The A-36 ‘Apache’ was essentially an early model P-51 Mustang fitted with two dive brakes on each wing (see photo below). Other modifications included strengthening of the wings (one prototype (in) famously lost both wings in a dive), movement of the bomb racks closer to the main landing gear for less wing flexing, and the installation of small vent windows in the windscreen side panels. In addition, two Browning M2 .50 caliber machine guns were mounted in each wing, and two more .50 cal. guns were mounted in the lower nose to fire through the propeller. Naturally, the A-36 inherited the Mustang’s good looks and charm.
A captured German SdKfz 7 artillery tractor in the Western desert, Tunisia, 22nd February 1943.
The Battle of the Kasserine Pass was the Axis’ last major offensive in North Africa. Although it succeeded tactically in pushing the Allies back, strategically it failed to relieve their position in the area.
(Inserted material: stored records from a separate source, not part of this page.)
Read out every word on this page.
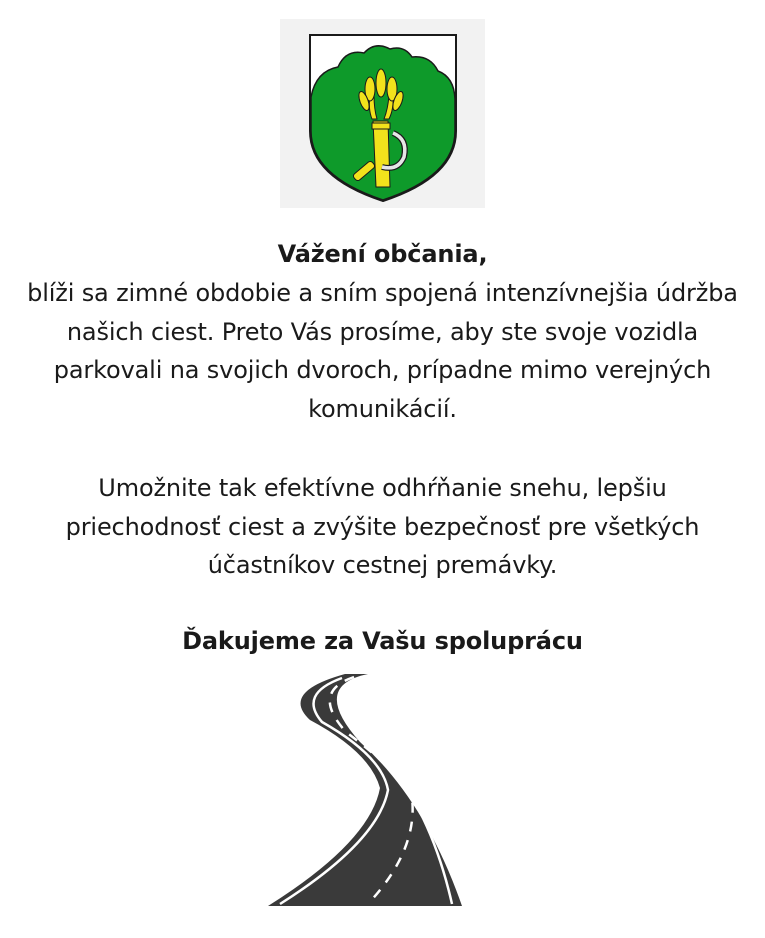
Vážení občania,

blíži sa zimné obdobie a sním spojená intenzívnejšia údržba našich ciest. Preto Vás prosíme, aby ste svoje vozidla parkovali na svojich dvoroch, prípadne mimo verejných komunikácií.

Umožnite tak efektívne odhŕňanie snehu, lepšiu priechodnosť ciest a zvýšite bezpečnosť pre všetkých účastníkov cestnej premávky.

Ďakujeme za Vašu spoluprácu
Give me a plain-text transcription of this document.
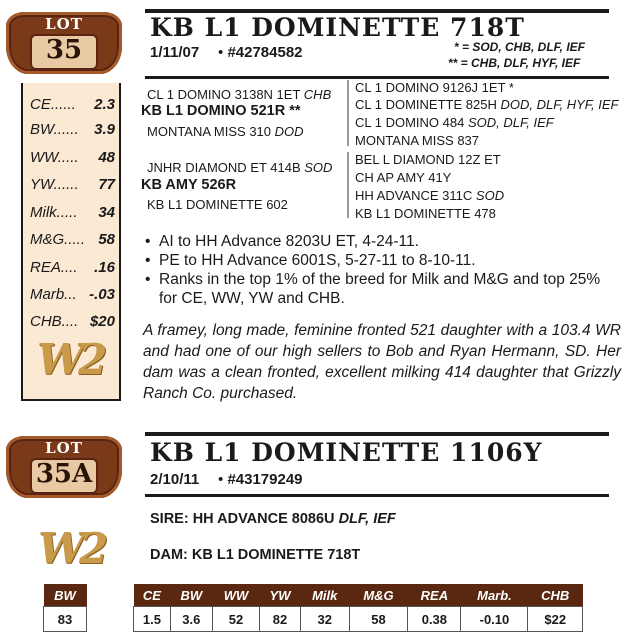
CE...... 2.3
BW...... 3.9
WW..... 48
YW...... 77
Milk..... 34
M&G..... 58
REA.... .16
Marb... -.03
CHB.... $20
W2
LOT
35
KB L1 DOMINETTE 718T
1/11/07 • #42784582	* = SOD, CHB, DLF, IEF
** = CHB, DLF, HYF, IEF
CL 1 DOMINO 3138N 1ET CHB
KB L1 DOMINO 521R **
MONTANA MISS 310 DOD
JNHR DIAMOND ET 414B SOD
KB AMY 526R
KB L1 DOMINETTE 602
CL 1 DOMINO 9126J 1ET *
CL 1 DOMINETTE 825H DOD, DLF, HYF, IEF
CL 1 DOMINO 484 SOD, DLF, IEF
MONTANA MISS 837
BEL L DIAMOND 12Z ET
CH AP AMY 41Y
HH ADVANCE 311C SOD
KB L1 DOMINETTE 478
• AI to HH Advance 8203U ET, 4-24-11.
• PE to HH Advance 6001S, 5-27-11 to 8-10-11.
• Ranks in the top 1% of the breed for Milk and M&G and top 25% for CE, WW, YW and CHB.
A framey, long made, feminine fronted 521 daughter with a 103.4 WR and had one of our high sellers to Bob and Ryan Hermann, SD. Her dam was a clean fronted, excellent milking 414 daughter that Grizzly Ranch Co. purchased.
LOT
35A
KB L1 DOMINETTE 1106Y
2/10/11 • #43179249
SIRE: HH ADVANCE 8086U DLF, IEF
DAM: KB L1 DOMINETTE 718T
W2
BW
83
CE	BW	WW	YW	Milk	M&G	REA	Marb.	CHB
1.5	3.6	52	82	32	58	0.38	-0.10	$22
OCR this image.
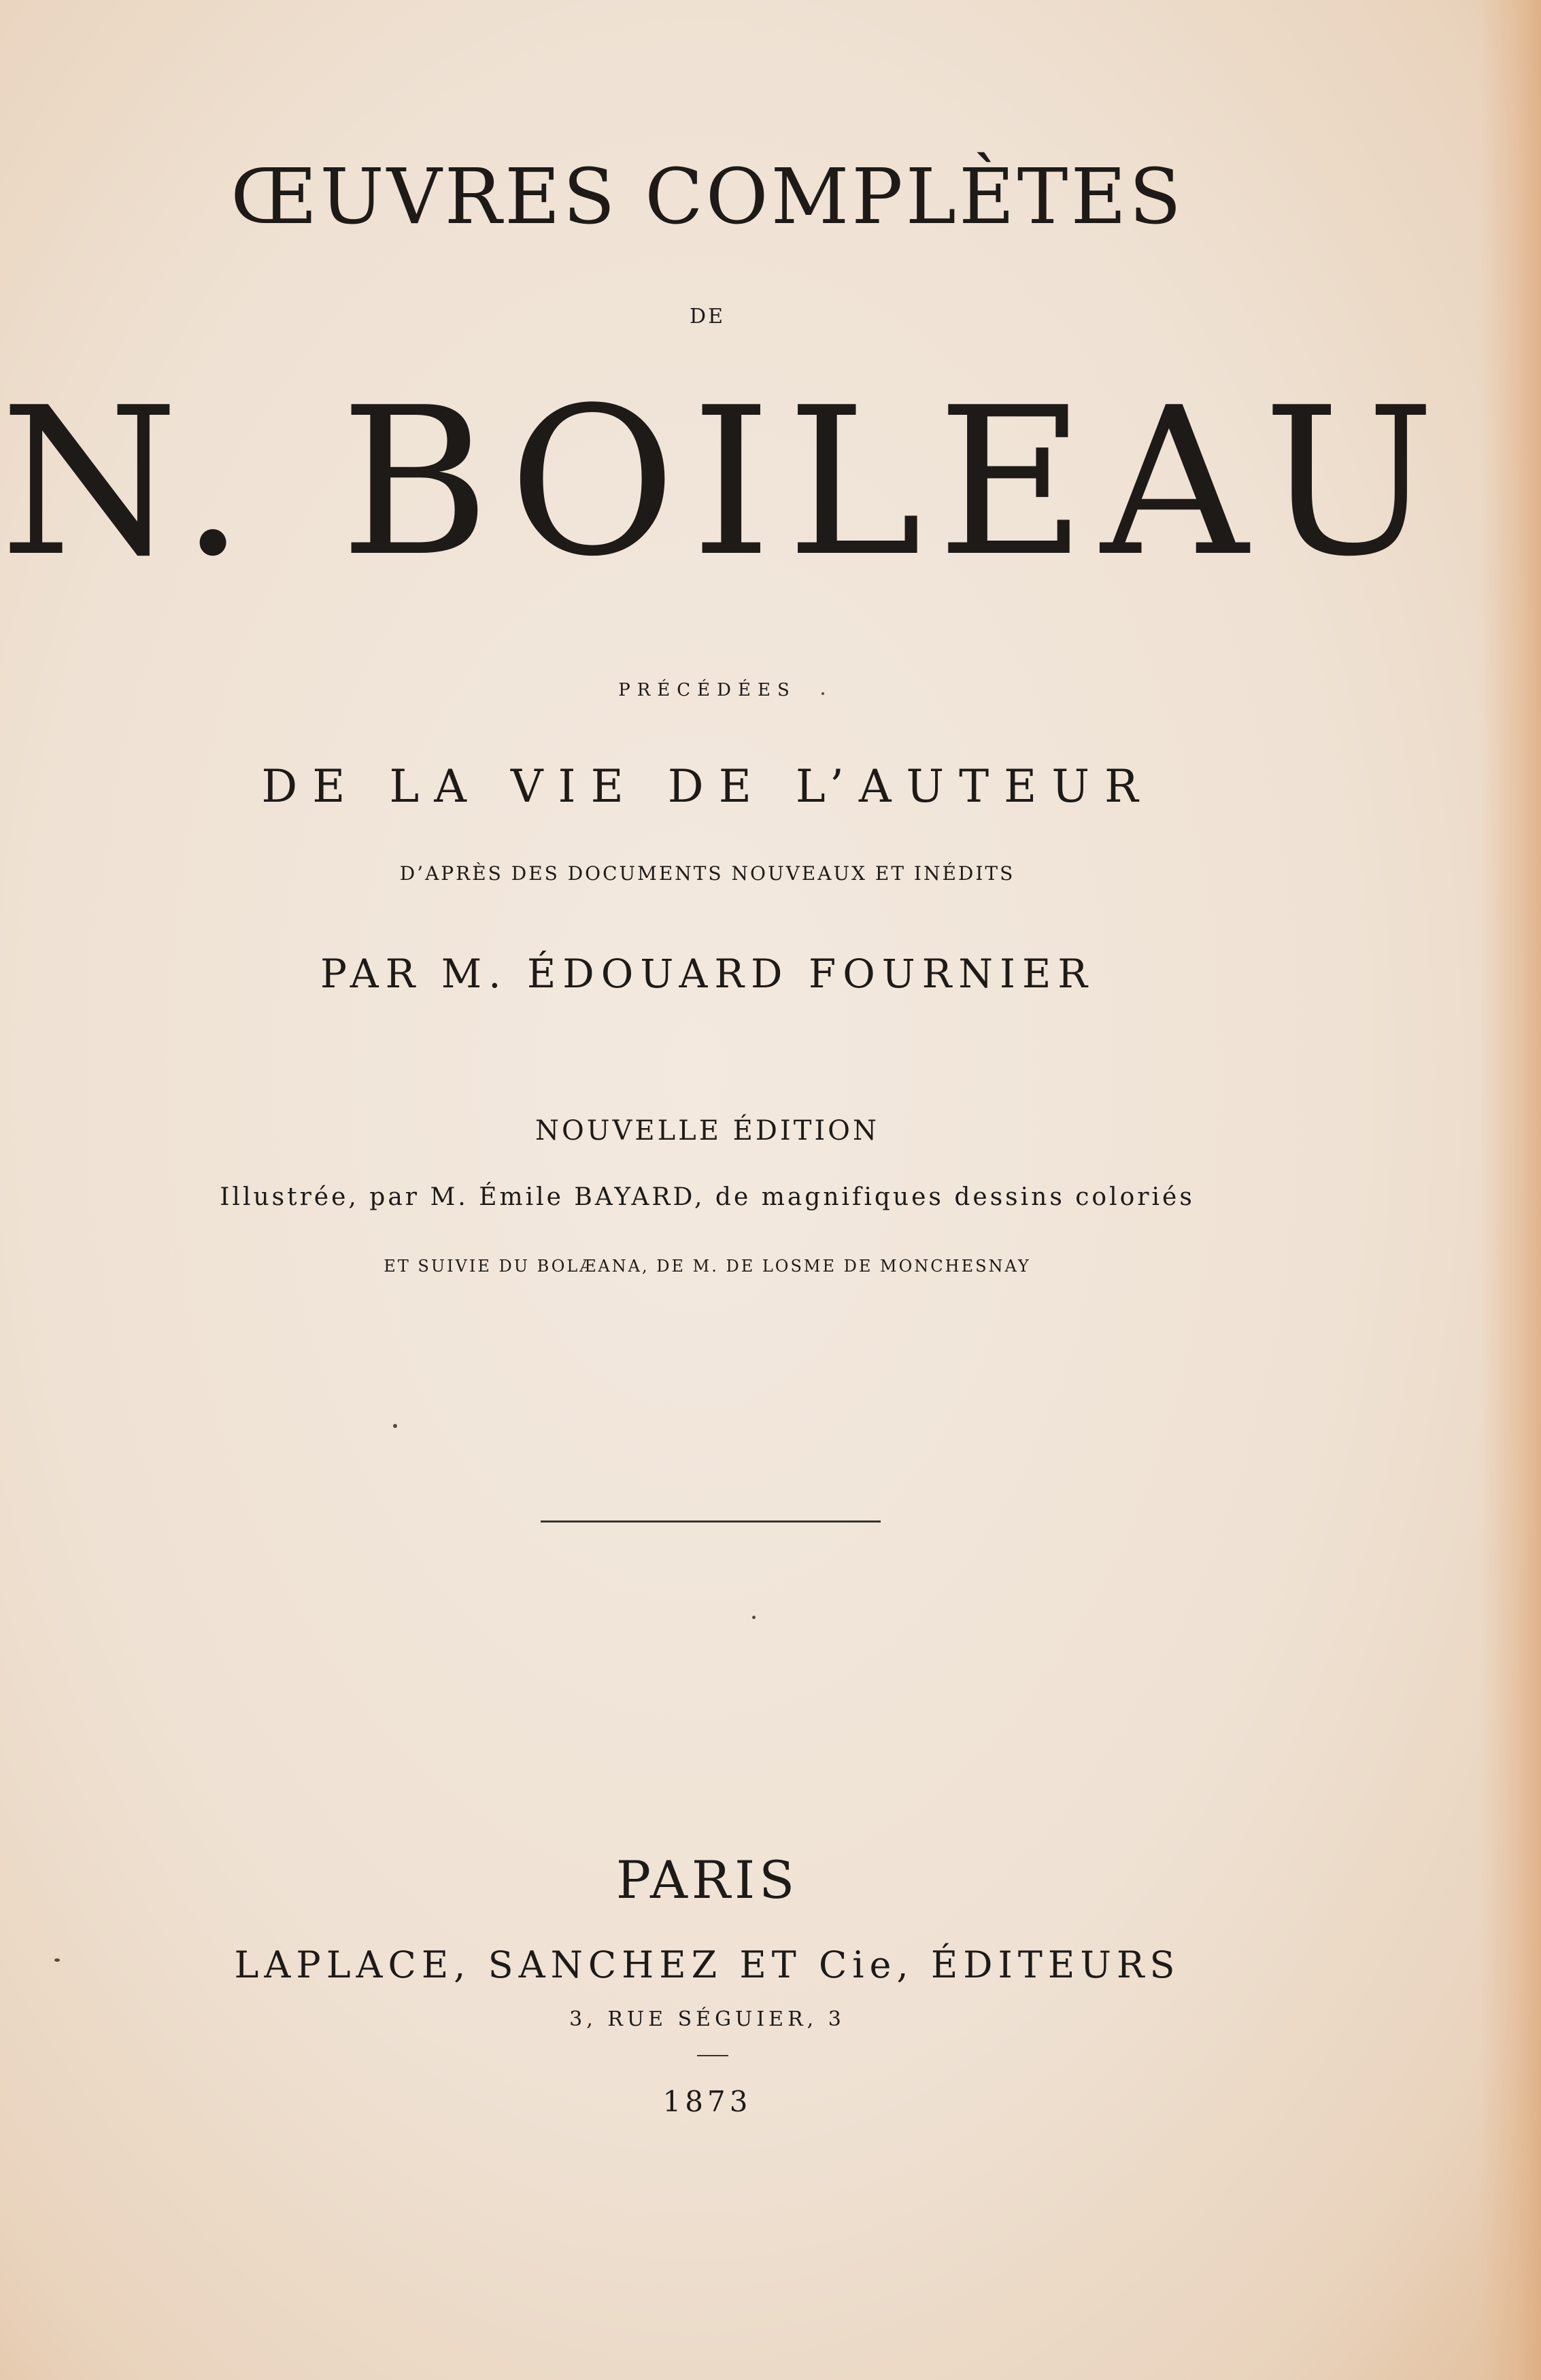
ŒUVRES COMPLÈTES
DE
N. BOILEAU
PRÉCÉDÉES
DE LA VIE DE L’AUTEUR
D’APRÈS DES DOCUMENTS NOUVEAUX ET INÉDITS
PAR M. ÉDOUARD FOURNIER
NOUVELLE ÉDITION
Illustrée, par M. Émile BAYARD, de magnifiques dessins coloriés
ET SUIVIE DU BOLÆANA, DE M. DE LOSME DE MONCHESNAY
PARIS
LAPLACE, SANCHEZ ET Cie, ÉDITEURS
3, RUE SÉGUIER, 3
1873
The battle came as a huge shock to the American troops and led to significant changes in tactics and engagement. It was the first major meeting between German and American forces in WW2 and would serve as a valuable lesson to the Allies in their future campaigns in Sicily, Italy, France and Belgium.
On the 22nd February, 1944, an eight year old boy was playing with his friends in a public park in Sheffield, England. The open field they played in was surrounded by trees and residential areas. The boys first heard and then saw a very low flying B-17 come at them with only one engine functioning. The Fortress was so low the boys could see the pilot waving at them through the canopy.
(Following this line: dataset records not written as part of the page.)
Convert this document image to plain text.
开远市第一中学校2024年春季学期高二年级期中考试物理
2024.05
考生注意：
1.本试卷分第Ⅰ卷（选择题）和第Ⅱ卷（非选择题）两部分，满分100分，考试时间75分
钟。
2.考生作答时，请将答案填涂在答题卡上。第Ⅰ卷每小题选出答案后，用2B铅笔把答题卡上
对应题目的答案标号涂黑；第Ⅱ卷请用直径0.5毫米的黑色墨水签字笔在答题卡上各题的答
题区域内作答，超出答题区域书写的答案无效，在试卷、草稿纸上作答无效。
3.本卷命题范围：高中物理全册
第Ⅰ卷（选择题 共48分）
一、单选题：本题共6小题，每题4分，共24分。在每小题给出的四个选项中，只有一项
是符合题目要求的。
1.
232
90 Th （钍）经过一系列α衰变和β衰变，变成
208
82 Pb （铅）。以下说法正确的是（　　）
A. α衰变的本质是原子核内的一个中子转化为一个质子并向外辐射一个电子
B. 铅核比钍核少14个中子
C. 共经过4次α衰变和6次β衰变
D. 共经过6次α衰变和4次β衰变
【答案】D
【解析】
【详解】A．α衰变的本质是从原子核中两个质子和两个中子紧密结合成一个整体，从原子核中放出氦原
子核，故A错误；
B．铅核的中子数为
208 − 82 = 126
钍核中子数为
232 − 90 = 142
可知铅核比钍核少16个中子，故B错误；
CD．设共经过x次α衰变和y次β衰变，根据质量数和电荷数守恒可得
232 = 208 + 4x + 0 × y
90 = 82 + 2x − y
The B-17 ‘Mi Amigo’ was attempting to return to its base in Northamptonshire after being attacked by German FW190’s. It had been carrying a 4,000 lb bomb intended for a Luftwaffe air station in Aalborg, Denmark, when it was ambushed by fighters over the North Sea. Pilot Lieutenant John Kriegshauser was awarded a posthumous Distinguished Flying Cross for minimising loss of life with great skill and sacrifice.
Thinking the pilot was being friendly, the boys all waved back and were delighted the pilot turned he bomber and made another pass. The boys were not to know that the pilot was trying to wave then away so he could land in the clearing. Seeing the boys were not leaving, Kriegshauser gave up on a clear landing and aimed ‘Mi Amigo’ over the trees where the plane crashed with the loss of all crew.
A memorial stone was laid and a service held every closest Sunday to the anniversary of the crash. However, the strangest memorial was observed by a local who, later in the day of the crash, saw another very low flying B-17 pass over the exact spot of the downed aircraft. Noting that something fell from this second Fortress, it was found that the fly past was intended and a wreath dropped on the remains.
One of the boys in the park that horrible day was Tony Foulds, now 82 years old. He has been diligently attending to the memorial for decades, harbouring the guilt of not understanding the pilot’s signals. Today, on 22nd February, a flypast took place to honour the crew, including a ‘missing man’ formation of Fx15’s.
An ‘air mechanic’ handing photographic plates to an observer in a Royal Aircraft Factory R.E.8 near Arras, France, on 22nd February, 1918.
173rd Airborne Brigade, South Vietnam, February 22nd 1967. This was Day one of the first and only US Army mass parachute jump of the Vietnam War (and biggest parachute operation since WWII). The jump was one element of the airborne and infantry “search and destroy” tactics of ‘Operation Junction City’. The operation continued through to May of ‘67.
Tankers of 66th Armored Regiment taking part in a press briefing at Teuven, Belgium, 22nd February 1945. They are showing the difference between the 75mm (left) and 76mm (right).
Westland Wyvern S4 (WP346) crashes into parked Sea Hawks in an accident caused by a burst tyre on landing – 22nd February 1957.